At the same time, though—and this, for me, is the truly intriguing part—Public Enemies repeatedly depicts Dillinger as completely anonymous, despite his celebrity status as Title of the Movie #1. When the lights come up in a different cinema, and the newsreel instructs patrons to look around for the country's most notorious bank robber ("He may be in your row!"), not only is there no citizen's arrest, but nobody even so much as whispers, points or titters. When the Chicago police arrest Billie, they all walk right past Dillinger, who's stepped outside his car and (if memory serves) is standing there holding a gun in plain sight. And in the film's most extraordinary sequence, Dillinger strides brazenly into the offices of the very task force assigned to nab him, admiring their collection of evidence and even chatting up the handful of detectives not already assigned to Biograph detail, none of whom recognize their quarry. It's as if Mann and his co-writers are showing us the last period of American life in which one could simultaneously be a household name and largely invisible—that brief window during which the mass media existed but wasn't yet available (visually, anyway; people did have radio) within individual homes. That it's also the end of another era, as stressed via scenes with the nascent Mob (whose liaison brags that they bring in as much daily over the phone as Dillinger scores in a single heist), only underscores that sense of eerie impermanence.
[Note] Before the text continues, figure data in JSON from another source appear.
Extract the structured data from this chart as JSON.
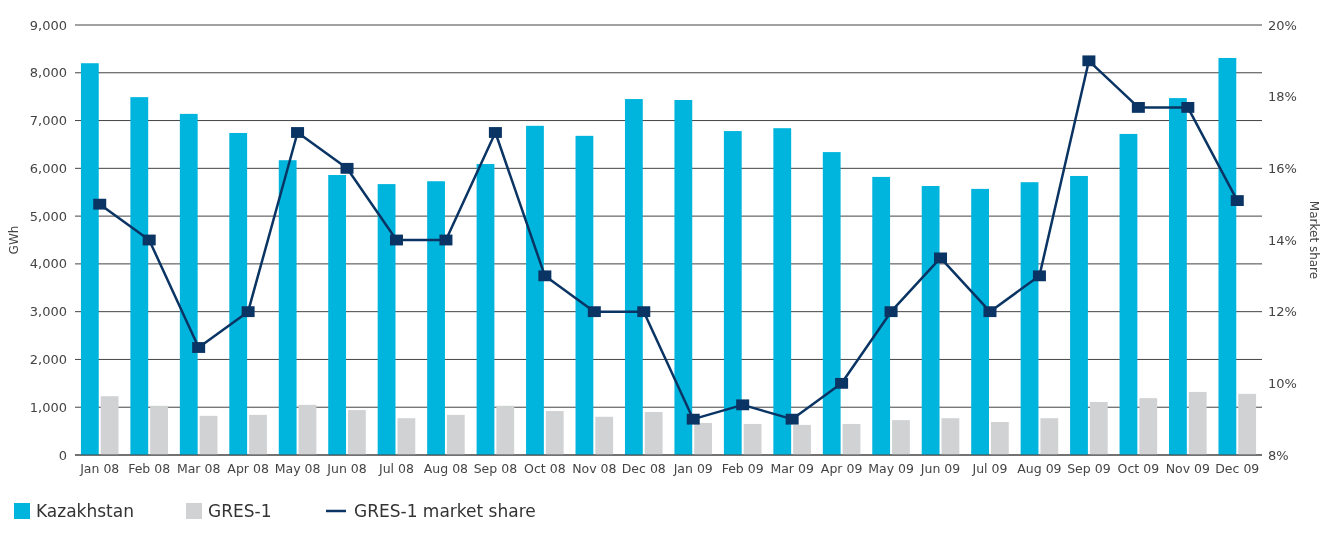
{
  "chart_data": {
    "type": "bar",
    "ylabel": "GWh",
    "y2label": "Market share",
    "categories": [
      "Jan 08",
      "Feb 08",
      "Mar 08",
      "Apr 08",
      "May 08",
      "Jun 08",
      "Jul 08",
      "Aug 08",
      "Sep 08",
      "Oct 08",
      "Nov 08",
      "Dec 08",
      "Jan 09",
      "Feb 09",
      "Mar 09",
      "Apr 09",
      "May 09",
      "Jun 09",
      "Jul 09",
      "Aug 09",
      "Sep 09",
      "Oct 09",
      "Nov 09",
      "Dec 09"
    ],
    "series": [
      {
        "name": "Kazakhstan",
        "color": "#00b5dd",
        "values": [
          8200,
          7490,
          7140,
          6740,
          6170,
          5860,
          5670,
          5730,
          6090,
          6890,
          6680,
          7450,
          7430,
          6780,
          6840,
          6340,
          5820,
          5630,
          5570,
          5710,
          5840,
          6720,
          7470,
          8310
        ]
      },
      {
        "name": "GRES-1",
        "color": "#d1d2d4",
        "values": [
          1230,
          1030,
          820,
          840,
          1050,
          940,
          770,
          840,
          1030,
          920,
          800,
          900,
          670,
          650,
          630,
          650,
          730,
          770,
          690,
          770,
          1110,
          1190,
          1320,
          1280
        ]
      },
      {
        "name": "GRES-1 market share",
        "type": "line",
        "axis": "y2",
        "color": "#0a3463",
        "marker": "square",
        "line_style": "solid",
        "values": [
          15.0,
          14.0,
          11.0,
          12.0,
          17.0,
          16.0,
          14.0,
          14.0,
          17.0,
          13.0,
          12.0,
          12.0,
          9.0,
          9.4,
          9.0,
          10.0,
          12.0,
          13.5,
          12.0,
          13.0,
          19.0,
          17.7,
          17.7,
          15.1
        ]
      }
    ],
    "ylim": [
      0,
      9000
    ],
    "yticks": [
      {
        "value": 0,
        "label": "0"
      },
      {
        "value": 1000,
        "label": "1,000"
      },
      {
        "value": 2000,
        "label": "2,000"
      },
      {
        "value": 3000,
        "label": "3,000"
      },
      {
        "value": 4000,
        "label": "4,000"
      },
      {
        "value": 5000,
        "label": "5,000"
      },
      {
        "value": 6000,
        "label": "6,000"
      },
      {
        "value": 7000,
        "label": "7,000"
      },
      {
        "value": 8000,
        "label": "8,000"
      },
      {
        "value": 9000,
        "label": "9,000"
      }
    ],
    "y2lim": [
      8,
      20
    ],
    "y2ticks": [
      {
        "value": 8,
        "label": "8%"
      },
      {
        "value": 10,
        "label": "10%"
      },
      {
        "value": 12,
        "label": "12%"
      },
      {
        "value": 14,
        "label": "14%"
      },
      {
        "value": 16,
        "label": "16%"
      },
      {
        "value": 18,
        "label": "18%"
      },
      {
        "value": 20,
        "label": "20%"
      }
    ],
    "grid": "y",
    "legend": "bottom left"
  }
}
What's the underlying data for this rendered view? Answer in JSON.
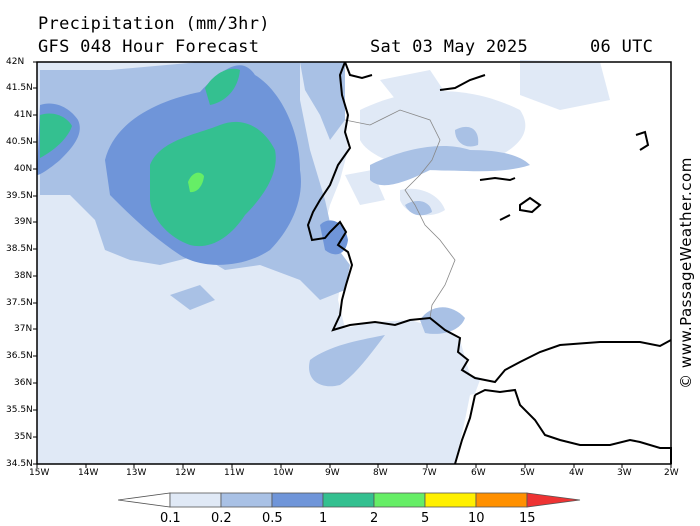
{
  "header": {
    "title": "Precipitation (mm/3hr)",
    "subtitle": "GFS 048 Hour Forecast",
    "date": "Sat 03 May 2025",
    "time": "06 UTC"
  },
  "watermark": "© www.PassageWeather.com",
  "axes": {
    "lat_labels": [
      "42N",
      "41.5N",
      "41N",
      "40.5N",
      "40N",
      "39.5N",
      "39N",
      "38.5N",
      "38N",
      "37.5N",
      "37N",
      "36.5N",
      "36N",
      "35.5N",
      "35N",
      "34.5N"
    ],
    "lon_labels": [
      "15W",
      "14W",
      "13W",
      "12W",
      "11W",
      "10W",
      "9W",
      "8W",
      "7W",
      "6W",
      "5W",
      "4W",
      "3W",
      "2W"
    ]
  },
  "legend": {
    "values": [
      "0.1",
      "0.2",
      "0.5",
      "1",
      "2",
      "5",
      "10",
      "15"
    ],
    "colors": [
      "#ffffff",
      "#e0e9f6",
      "#a9c1e5",
      "#6f95d9",
      "#34c090",
      "#66ee66",
      "#fff000",
      "#ff9000",
      "#ee3333"
    ]
  },
  "colors": {
    "land": "#ffffff",
    "sea": "#ffffff",
    "coast": "#000000",
    "border": "#777777"
  }
}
Thing is, though, I can't figure out how much of this was intended, and I sometimes think—perhaps you agree—that I may be reading too much into a handful of isolated scenes. For one thing, the scenes in question, though to my mind the film's most memorable, are isolated—so much so that you could remove them entirely and still have a comprehensible and reasonably gripping narrative. (Obviously the Biograph would have to stay, but there's no real need for us to be inside the theater with Dillinger.) More tellingly, though, Public Enemies omits a number of details—some of them pretty well-known—that fit the theme I've identified like one of Depp's natty suits, and would have made it even more resonant. I'd expected to see passersby dipping their handkerchiefs in Dillinger's blood outside the Biograph, for example, as I'd read about those grisly souvenirs a number of times, but Mann just cranes up and out, bypassing an opportunity to emphasize Dillinger's notoriety. We're never told that in the final weeks of his life Dillinger assumed the name of a real-life petty thief who was known for his resemblance to John Dillinger, which is roughly akin to Elvis disguising himself as an Elvis impersonator. And while I'm not entirely sure I trust this item—there's no citation in the Wikipedia entry, and I hadn't heard of it before—Dillinger apparently robbed one bank by pretending that he and his gang were a film crew scouting locations for a bank-robbery scene, which even if that's apocryphal it's just too perfect not to use.
So I'm torn, and a bit frustrated, though I still liked the movie overall. (My favorite Mann since Manhunter, actually. No, I don't like Heat; flame away.) Biopics are generally so utterly bereft of anything resembling an idea that I'm pathetically grateful for even this somewhat haphazard effort. But I lament the great film that might have been had that idea truly been explored.